DLH DKI Jatuhkan Denda Rp10 Juta Ke SBCI, Buang Sampah Ilegal di Jakut

- DLH DKI menjatuhkan denda administratif Rp10 juta dan teguran tertulis pertama kepada PT SBCI karena terbukti membuang sampah ilegal di Jalan Reformasi, Cilincing, Jakarta Utara.
- Kendaraan yang sempat menyerupai armada DLH dalam video dipastikan milik PT SBCI, bukan armada resmi DLH DKI Jakarta.
- DLH akan memperkuat pengawasan serta menelusuri kendaraan dan penyedia jasa lain untuk memastikan sampah diangkut ke fasilitas semestinya, bukan dibuang sembarangan.
Jakarta, IDN Times – Pemerintah Provinsi DKI Jakarta melalui Dinas Lingkungan Hidup (DLH) menindak tegas penyedia jasa pengangkutan sampah PT Sinar Berdikari Cemerlang Idaman (PT SBCI) setelah terbukti membuang sampah secara ilegal di Jalan Reformasi, Cilincing, Jakarta Utara.
Penindakan ini merupakan bagian dari upaya konsisten Pemprov DKI menertibkan pengelolaan sampah sekaligus memastikan setiap penyedia jasa menjalankan kewajibannya sesuai ketentuan.
"PT SBCI dijatuhi sanksi administratif berupa uang paksa sebesar Rp10 juta serta teguran tertulis pertama," ucap Kepala Dinas Lingkungan Hidup DKI Jakarta, Dudi Gardesi dalam keterangan tertulis, Rabu (12/8/2026).
1. Armada menyerupai truk DLH DKI

DLH Jalur angkut sampah di Rusun Pluit/ dok DLH DKI DLH juga terus melakukan penelusuran terhadap penyedia jasa pengangkutan lainnya untuk mencegah praktik serupa dan memastikan tidak ada sampah yang dibuang di lokasi yang tidak semestinya.
"Kendaraan dalam video yang secara visual menyerupai armada DLH kemudian ditelusuri dan dipastikan merupakan kendaraan milik PT SBCI, bukan armada DLH DKI Jakarta," ucapnya.
2. Pemprov DKI tidak akan memberikan ruang bagi praktik pembuangan sampah ilegal

Warga Jakarta wajib pilah Sampah/ (dok DLH DKI) Dudi menegaskan Pemprov DKI tidak akan memberikan ruang bagi praktik pembuangan sampah ilegal, termasuk apabila dilakukan oleh perusahaan penyedia jasa pengangkutan.
“Setiap penyedia jasa pengangkutan memiliki tanggung jawab memastikan sampah yang mereka angkut dibawa ke fasilitas yang semestinya dan dikelola sesuai ketentuan.
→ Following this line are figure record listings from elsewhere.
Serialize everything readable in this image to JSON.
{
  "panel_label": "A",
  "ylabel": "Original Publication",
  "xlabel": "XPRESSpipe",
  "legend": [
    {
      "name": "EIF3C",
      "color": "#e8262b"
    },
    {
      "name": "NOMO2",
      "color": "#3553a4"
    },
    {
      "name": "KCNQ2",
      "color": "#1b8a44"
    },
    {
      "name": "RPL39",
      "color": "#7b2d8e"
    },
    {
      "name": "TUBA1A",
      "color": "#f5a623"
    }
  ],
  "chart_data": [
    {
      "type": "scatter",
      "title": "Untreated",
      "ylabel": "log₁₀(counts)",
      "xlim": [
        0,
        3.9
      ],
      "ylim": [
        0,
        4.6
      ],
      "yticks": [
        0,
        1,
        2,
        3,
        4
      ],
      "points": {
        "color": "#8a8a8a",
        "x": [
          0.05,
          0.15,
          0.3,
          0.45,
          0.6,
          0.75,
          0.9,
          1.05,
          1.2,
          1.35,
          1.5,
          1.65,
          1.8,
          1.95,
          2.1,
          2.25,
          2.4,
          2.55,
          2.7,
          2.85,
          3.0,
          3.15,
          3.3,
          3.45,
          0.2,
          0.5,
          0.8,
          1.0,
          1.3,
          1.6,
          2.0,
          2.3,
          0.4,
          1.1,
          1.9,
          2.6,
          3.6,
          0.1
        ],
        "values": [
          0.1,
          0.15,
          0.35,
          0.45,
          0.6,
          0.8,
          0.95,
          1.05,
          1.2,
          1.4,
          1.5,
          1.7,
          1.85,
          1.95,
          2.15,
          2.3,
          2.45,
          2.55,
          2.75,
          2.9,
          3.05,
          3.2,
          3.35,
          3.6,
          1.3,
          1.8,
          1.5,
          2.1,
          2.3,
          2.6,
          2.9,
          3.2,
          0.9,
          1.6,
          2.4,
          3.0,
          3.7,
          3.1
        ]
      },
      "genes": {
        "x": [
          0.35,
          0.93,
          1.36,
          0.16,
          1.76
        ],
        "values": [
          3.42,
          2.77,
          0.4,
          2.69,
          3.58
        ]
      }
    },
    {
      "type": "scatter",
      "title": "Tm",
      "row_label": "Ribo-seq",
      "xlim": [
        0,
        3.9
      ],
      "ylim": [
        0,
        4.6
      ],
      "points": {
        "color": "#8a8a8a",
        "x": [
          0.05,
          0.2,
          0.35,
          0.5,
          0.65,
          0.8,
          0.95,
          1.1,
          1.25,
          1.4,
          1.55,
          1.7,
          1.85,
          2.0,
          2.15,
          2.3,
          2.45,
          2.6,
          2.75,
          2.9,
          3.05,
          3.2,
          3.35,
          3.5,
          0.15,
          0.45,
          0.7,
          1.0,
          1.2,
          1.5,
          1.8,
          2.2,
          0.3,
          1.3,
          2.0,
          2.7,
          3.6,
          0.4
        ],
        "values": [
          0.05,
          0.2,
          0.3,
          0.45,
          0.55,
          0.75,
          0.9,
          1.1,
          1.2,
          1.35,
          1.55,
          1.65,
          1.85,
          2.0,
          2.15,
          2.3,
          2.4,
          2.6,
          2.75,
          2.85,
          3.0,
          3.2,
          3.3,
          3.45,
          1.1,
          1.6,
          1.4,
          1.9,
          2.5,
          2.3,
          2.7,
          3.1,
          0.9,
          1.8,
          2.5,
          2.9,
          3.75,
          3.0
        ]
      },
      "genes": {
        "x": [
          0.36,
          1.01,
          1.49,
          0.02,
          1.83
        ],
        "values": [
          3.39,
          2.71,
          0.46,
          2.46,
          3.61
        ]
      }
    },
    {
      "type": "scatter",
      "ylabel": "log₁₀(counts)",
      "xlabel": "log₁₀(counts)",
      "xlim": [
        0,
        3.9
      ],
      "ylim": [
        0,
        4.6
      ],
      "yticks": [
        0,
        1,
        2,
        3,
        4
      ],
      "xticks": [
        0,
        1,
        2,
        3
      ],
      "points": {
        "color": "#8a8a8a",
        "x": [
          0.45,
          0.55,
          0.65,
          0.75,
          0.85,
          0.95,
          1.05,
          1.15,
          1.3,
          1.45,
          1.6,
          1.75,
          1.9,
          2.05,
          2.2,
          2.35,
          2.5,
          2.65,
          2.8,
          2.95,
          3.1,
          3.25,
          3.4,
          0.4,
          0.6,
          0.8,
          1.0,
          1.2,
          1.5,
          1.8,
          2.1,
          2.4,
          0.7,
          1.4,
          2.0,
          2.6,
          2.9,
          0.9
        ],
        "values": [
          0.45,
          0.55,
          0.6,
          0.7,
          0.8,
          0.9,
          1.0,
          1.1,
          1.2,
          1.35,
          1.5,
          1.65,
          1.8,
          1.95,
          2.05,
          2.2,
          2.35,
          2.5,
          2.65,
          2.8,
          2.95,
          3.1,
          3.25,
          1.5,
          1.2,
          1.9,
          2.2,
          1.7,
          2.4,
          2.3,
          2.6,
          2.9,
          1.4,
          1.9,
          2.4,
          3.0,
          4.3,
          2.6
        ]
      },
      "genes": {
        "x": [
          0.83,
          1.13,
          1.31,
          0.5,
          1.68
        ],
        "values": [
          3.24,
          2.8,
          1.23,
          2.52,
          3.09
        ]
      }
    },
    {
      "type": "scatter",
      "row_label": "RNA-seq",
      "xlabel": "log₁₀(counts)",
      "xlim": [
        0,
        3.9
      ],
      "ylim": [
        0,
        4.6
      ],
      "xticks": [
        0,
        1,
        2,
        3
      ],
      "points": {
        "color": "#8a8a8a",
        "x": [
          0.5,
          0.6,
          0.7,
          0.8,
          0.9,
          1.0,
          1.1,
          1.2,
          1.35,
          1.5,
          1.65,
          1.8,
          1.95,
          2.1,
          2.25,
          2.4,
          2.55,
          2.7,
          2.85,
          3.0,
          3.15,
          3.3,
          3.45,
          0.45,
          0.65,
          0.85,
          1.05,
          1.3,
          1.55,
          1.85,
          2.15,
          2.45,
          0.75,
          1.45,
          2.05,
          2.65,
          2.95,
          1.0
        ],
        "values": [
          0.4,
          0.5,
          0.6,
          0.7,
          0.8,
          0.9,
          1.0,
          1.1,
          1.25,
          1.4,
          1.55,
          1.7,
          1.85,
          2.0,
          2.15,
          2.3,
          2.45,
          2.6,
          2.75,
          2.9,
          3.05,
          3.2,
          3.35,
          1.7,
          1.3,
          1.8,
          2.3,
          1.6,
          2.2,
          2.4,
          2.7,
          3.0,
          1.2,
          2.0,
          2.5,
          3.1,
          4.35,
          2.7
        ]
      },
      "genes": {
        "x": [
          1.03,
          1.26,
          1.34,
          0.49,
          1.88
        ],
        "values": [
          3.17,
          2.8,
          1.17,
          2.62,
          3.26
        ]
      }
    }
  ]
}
Jika ditemukan pelanggaran, kami akan tindak. Ini penting untuk melindungi lingkungan sekaligus menjaga ketertiban pengelolaan sampah di Jakarta,” tegas Dudi.
3. DLH akan perkuat pengawasan

Petugas DLH DKI bersihkan sampah tahun baru 2026 di Bundaran HI/ dok DLH DKI Menurutnya, penegakan hukum tidak berhenti pada satu kasus. DLH akan memperkuat pengawasan dan melakukan penelusuran terhadap kendaraan maupun penyedia jasa lainnya yang diduga melakukan praktik pembuangan sampah secara ilegal.
“Kami ingin memastikan seluruh rantai pengangkutan sampah berjalan tertib. Tidak boleh ada pihak yang mengambil jasa pengangkutan dari masyarakat atau pelaku usaha, tetapi kemudian membuang sampah sembarangan. Praktik seperti ini harus dihentikan,” ujarnya.